Des difficultés importantes se trouvent aussi au niveau des EHPAD et de l’accompagnement à domicile. Entre un nombre trop nombreux d’EHPAD et un nombre insuffisant de bénévoles, ces établissements ne bénéficient souvent pas de l’intervention du soutien des ASP. En ce qui concerne l’intervention au domicile de la personne, si cela est théoriquement possible, c’est en réalité délicat et ce en dépit du conventionnement avec le réseau Relience et les HAD. Il faut savoir garder sa distance et être vigilant. Selon les mots de la Présidente « on rentre dans l’intimité mais on n’est pas l’intime de la personne » car seulement des représentants de la société civile. Dans tous les cas, l’intervention d’un binôme est préconisée par l’association.

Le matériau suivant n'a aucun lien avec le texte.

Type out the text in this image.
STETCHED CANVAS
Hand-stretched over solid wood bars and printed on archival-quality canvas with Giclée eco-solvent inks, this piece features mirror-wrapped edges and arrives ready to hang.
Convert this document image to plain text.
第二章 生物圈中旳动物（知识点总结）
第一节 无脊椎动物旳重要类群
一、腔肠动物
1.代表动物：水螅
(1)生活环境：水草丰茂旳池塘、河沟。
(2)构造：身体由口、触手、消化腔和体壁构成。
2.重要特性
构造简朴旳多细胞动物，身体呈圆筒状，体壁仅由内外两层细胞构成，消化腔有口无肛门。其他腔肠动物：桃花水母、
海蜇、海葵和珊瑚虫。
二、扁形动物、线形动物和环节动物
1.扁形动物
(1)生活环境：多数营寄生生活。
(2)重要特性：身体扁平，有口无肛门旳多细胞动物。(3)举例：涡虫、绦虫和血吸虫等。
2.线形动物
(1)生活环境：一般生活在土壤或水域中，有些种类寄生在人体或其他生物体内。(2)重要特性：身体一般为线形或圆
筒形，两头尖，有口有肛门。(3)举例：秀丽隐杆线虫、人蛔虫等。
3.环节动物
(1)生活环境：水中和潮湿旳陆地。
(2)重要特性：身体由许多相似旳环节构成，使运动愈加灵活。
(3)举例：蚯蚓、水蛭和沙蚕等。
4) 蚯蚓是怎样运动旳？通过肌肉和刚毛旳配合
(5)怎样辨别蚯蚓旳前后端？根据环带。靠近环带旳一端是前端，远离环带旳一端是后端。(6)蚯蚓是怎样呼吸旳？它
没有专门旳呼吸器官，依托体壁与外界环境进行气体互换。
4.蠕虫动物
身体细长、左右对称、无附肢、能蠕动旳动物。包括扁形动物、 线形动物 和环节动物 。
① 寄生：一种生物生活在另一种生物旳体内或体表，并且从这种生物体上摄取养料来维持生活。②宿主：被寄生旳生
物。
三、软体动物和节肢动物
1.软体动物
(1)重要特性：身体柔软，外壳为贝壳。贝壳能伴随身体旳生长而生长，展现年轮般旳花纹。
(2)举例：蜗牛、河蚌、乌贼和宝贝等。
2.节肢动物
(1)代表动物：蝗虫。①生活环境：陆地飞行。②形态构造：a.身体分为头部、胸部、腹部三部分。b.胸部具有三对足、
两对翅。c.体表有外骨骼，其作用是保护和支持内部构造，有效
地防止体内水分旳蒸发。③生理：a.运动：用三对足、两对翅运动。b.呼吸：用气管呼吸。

Enfin l’impact de la crise sanitaire liée à l’épidémie de SARS-CoV-2 a participé à révéler le caractère essentiel de la prise en charge palliative. En effet lors du premier confinement les directeurs d’établissement de santé, parce que dépassés, ont été contraints de fermer les portes aux bénévoles accompagnant habituellement les personnes en fin de vie, accentuant d’autant plus les insuffisances liées à la prise en charge palliative.
Des solutions reposant sur la promotion de la culture palliative
L’ASP continue de poursuivre sa mission de promotion de la culture palliative et des droits des personnes à travers des congrès, des conférences, l’édition de plaquettes mais aussi grâce à sa participation à la Journée mondiale des soins palliatifs. L’organisation de manifestations comme des expositions dans les facultés de médecine, de pharmacie, au sein du pôle de formation des métiers de la santé ou bien en intervenant au sein de DU, de DIU ou encore dans les IFSI et IFRASS sont autant de moyens utiles pour promouvoir l’importance de l’accompagnement de la personne en fin de vie et des soins palliatifs. Le dernier projet en date réside dans l’obtention des fonds pour la mise en place d’un « pallia-truck » avec le soutien de l’Agence Régionale de Santé et de partenaires privés et s’inscrivant dans une opération de communication type hôpital hors les murs.
Finalement si la diffusion de la culture palliative apparait comme indispensable en termes de santé publique, et ce notamment en raison du vieillissement croissant de la population, on constate qu’elle l’est aussi par son apport aux disciplines autres que strictement médicales…
[1] Loi n° 2016-87 du 2 février 2016 créant de nouveaux droits en faveur des malades et des personnes en fin de vie, JORF n°0028 du 3 février 2016.
[2] Loi n° 99-477 du 9 juin 1999 visant à garantir le droit à l’accès aux soins palliatifs, JORF n°132 du 10 juin 1999.
[3] Article 10 de la loi n°99-477 du 9 juin 1999 dans sa version initiale. Codification à l’article L.1110-11 du Code de la santé publique par l’article 9 de la loi n°2002-303 du 4 mars 2002 relative aux droits des malades et à la qualité du système de santé, JORF du 5 mars 2002, Texte n° 1.
[4] Rapport IGAS, Évaluation du plan national 2015-2018 pour le développement des soins palliatifs et l’accompagnement en fin de vie, juillet 2019 (publié en février 2020), p.28, n°76.